The television flickered mutely in the corner of the hotel room. A row of Funkenmariechen dancing girls in red-and-white microskirted versions of eighteenth-century Prussian military uniforms, complete with tri-cornered hats, performed a clumpily synchronised chorus-line high kick to unheard music. In the background the Elferrat, the Karneval Council of Eleven, presided with forced jollity over the proceedings. Karneval was beginning to build up to its Rose Monday climax. Fabel lay on his hotel bed, gazed blankly at the screen and reflected on the fact that the Karneval Cannibal too was probably building up for showtime on Women’s Karneval Night. Fabel had just finished talking to Susanne on the phone; it hadn’t gone well. After he had been unable to give her a clear idea about when he’d be back in Hamburg, they had fallen into a silence. Susanne had ended it by saying she would talk to him whenever he got back and had then hung up.
He stared at the silent TV, not taking in the grinning dancing girls who sidestepped their way in unison off the stage and were replaced by a man dressed in a barrel who delivered a comic monologue.
Fabel switched on his bedside lamp and picked up the file on Vera Reinartz, the girl who had been beaten and raped on Women’s Karneval Night in 1999. There was a photograph of Vera, taken with a couple of fellow medical students. She was a smallish, mousy-haired girl but pretty. She stood uncertainly at the edge of the group, clearly uncomfortable at having her photograph taken. The second photograph had been taken on a sunny day in a park or garden. Her light-coloured summer dress revealed her figure: slim but slightly pear-shaped with a fleshiness around the hips. Just like the Karneval Cannibal’s victims. Again, she had the look of someone who didn’t like to be the focus of attention.
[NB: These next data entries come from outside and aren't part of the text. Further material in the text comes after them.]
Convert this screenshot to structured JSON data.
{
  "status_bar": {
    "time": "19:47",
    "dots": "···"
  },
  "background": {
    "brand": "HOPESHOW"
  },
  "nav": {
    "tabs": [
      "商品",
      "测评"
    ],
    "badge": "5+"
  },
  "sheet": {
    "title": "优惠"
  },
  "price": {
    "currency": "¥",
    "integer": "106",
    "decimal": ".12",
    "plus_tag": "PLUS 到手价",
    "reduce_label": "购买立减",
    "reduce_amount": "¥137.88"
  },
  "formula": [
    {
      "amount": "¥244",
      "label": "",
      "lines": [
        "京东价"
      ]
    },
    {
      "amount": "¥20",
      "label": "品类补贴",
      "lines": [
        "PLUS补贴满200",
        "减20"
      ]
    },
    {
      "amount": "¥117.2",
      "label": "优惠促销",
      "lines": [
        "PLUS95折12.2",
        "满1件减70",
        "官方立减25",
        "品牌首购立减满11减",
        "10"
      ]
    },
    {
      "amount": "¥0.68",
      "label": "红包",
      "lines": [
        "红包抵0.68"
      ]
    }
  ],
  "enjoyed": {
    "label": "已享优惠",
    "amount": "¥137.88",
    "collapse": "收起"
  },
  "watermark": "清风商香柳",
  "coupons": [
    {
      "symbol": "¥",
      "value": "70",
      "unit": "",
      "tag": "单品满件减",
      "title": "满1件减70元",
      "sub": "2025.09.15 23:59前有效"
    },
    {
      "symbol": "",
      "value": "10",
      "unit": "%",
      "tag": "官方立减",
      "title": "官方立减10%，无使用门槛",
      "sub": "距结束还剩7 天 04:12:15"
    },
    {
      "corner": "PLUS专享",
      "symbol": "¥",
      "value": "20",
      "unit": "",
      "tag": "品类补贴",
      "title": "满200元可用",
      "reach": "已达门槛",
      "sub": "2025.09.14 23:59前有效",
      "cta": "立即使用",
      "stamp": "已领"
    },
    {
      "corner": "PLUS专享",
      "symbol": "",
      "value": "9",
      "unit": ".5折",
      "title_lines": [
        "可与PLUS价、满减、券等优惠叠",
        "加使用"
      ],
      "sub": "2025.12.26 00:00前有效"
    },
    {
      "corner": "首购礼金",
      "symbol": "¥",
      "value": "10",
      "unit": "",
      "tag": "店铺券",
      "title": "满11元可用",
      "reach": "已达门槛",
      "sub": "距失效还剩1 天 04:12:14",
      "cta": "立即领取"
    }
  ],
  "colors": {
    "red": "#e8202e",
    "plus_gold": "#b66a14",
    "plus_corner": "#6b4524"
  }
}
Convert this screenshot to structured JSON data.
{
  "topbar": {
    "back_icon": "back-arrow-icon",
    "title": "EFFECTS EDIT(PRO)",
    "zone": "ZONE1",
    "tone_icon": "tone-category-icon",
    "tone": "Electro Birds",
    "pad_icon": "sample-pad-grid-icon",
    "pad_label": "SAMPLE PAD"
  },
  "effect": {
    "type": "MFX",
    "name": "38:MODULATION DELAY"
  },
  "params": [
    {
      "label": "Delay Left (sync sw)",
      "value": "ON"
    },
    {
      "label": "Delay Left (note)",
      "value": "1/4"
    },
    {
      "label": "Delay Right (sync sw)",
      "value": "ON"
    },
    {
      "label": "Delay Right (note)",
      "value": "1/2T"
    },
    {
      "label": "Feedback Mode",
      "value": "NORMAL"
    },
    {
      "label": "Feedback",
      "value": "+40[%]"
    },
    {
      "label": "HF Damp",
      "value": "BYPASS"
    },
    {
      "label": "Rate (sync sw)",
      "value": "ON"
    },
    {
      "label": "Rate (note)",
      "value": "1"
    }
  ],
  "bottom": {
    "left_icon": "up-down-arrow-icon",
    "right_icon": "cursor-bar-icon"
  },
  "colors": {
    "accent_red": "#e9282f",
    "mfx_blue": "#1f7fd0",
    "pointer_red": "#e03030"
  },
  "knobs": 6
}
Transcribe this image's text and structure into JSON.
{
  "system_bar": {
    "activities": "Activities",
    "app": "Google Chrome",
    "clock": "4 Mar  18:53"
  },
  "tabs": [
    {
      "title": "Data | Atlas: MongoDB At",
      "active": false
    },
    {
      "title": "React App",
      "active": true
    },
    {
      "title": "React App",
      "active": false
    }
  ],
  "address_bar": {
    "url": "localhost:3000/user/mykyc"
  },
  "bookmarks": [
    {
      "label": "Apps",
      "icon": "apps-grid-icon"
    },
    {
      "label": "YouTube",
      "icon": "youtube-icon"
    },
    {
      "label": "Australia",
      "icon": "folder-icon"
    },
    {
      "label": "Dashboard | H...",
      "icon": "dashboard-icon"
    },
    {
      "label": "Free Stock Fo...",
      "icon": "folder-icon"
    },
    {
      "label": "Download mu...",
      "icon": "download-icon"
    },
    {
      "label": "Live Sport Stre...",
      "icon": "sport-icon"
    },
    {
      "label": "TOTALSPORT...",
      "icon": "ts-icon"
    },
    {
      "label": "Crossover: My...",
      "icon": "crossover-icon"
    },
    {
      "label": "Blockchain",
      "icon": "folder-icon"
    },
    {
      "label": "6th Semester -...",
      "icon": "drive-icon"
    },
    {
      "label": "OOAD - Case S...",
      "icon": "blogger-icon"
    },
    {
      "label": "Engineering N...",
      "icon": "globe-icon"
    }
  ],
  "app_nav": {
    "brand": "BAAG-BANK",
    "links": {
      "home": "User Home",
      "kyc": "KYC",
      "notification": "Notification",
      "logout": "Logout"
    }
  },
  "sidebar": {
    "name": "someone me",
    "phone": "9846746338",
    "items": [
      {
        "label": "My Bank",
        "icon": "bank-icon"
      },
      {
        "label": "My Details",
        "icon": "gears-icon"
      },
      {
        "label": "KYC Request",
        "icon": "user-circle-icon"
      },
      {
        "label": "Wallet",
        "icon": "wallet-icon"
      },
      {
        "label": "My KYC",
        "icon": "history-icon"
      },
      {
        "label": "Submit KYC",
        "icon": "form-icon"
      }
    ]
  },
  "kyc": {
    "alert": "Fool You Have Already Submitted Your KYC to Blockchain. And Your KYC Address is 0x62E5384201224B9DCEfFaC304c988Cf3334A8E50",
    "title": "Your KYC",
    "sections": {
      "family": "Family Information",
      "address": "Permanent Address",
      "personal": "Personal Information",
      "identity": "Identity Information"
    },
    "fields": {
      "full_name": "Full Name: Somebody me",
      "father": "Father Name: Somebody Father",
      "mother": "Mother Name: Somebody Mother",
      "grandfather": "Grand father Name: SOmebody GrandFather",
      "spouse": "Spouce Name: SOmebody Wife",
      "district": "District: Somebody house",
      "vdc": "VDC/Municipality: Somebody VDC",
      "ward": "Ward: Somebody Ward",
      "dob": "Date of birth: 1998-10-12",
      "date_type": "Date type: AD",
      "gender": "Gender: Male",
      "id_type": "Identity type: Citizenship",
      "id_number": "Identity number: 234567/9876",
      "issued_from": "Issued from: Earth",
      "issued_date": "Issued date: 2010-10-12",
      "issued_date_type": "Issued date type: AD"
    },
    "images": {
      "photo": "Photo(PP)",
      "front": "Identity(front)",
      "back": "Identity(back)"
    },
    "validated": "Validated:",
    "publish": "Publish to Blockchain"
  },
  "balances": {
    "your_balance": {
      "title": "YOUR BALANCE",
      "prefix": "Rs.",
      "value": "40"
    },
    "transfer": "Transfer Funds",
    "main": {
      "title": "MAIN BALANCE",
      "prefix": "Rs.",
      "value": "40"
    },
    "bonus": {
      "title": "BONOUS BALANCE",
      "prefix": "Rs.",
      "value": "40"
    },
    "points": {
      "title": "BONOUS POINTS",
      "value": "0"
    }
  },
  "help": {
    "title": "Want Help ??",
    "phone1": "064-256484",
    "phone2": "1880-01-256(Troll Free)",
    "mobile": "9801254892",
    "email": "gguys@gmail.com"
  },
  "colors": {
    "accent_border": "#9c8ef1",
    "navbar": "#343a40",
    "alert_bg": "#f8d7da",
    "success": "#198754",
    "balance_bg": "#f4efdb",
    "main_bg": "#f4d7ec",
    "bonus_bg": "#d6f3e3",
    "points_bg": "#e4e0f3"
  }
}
Fabel went through Vera’s statement, doctors’ reports and the stark hospital photographs, the vividness of her bruises and the rawness of the abrasions and cuts on her face and neck emphasised by the severe lighting. Fabel couldn’t recognise the swollen mass of bruised flesh as the girl in the earlier photographs. There were images of the wounds on her body. Including bite marks. Bite marks were by no mean unusual in rape cases, but Fabel felt that Scholz had been far too dismissive of a potential link with the murders. Tansu Bakrac clearly struggled to assert herself in the shadow of Scholz’s seemingly relaxed but highly personal leadership.
Again Fabel reflected on the unknown city outside his hotel window, with its strange customs, its Karneval, its dancing girls and costumed clowns. Its killer stalking women on the one night of the year when they were supposed to be free of male tyranny. And Maria, putting herself in mortal danger by stumbling around in the dark. And that made him think about his appointment. The one he had made for the next day. The one Scholz mustn’t know about.
Tansu had added a lot of background information on Vera Reinartz. She had been bright; brighter than her peers and destined for a significant career in medicine. She had the kind of intellect that tended to be steered into specialism or research. She had had boyfriends but the medical examination had confirmed her own statement that she had been a virgin. Where are you now, Vera? Fabel thought to himself as he read. How could you just disappear?
Fabel breakfasted well. He had muesli with fruit and yoghurt, a couple of bread rolls with Leberwurst and a soft-boiled egg with fruit juice and coffee. He left the hotel early but did not head for the Police Presidium. It was the first opportunity Fabel had had since he had arrived in Cologne: Scholz had to go to a Karneval police committee meeting that would go on all morning. To start with, Fabel had assumed it was a strategy meeting to discuss the massive but delicate task of policing Cologne’s Karneval.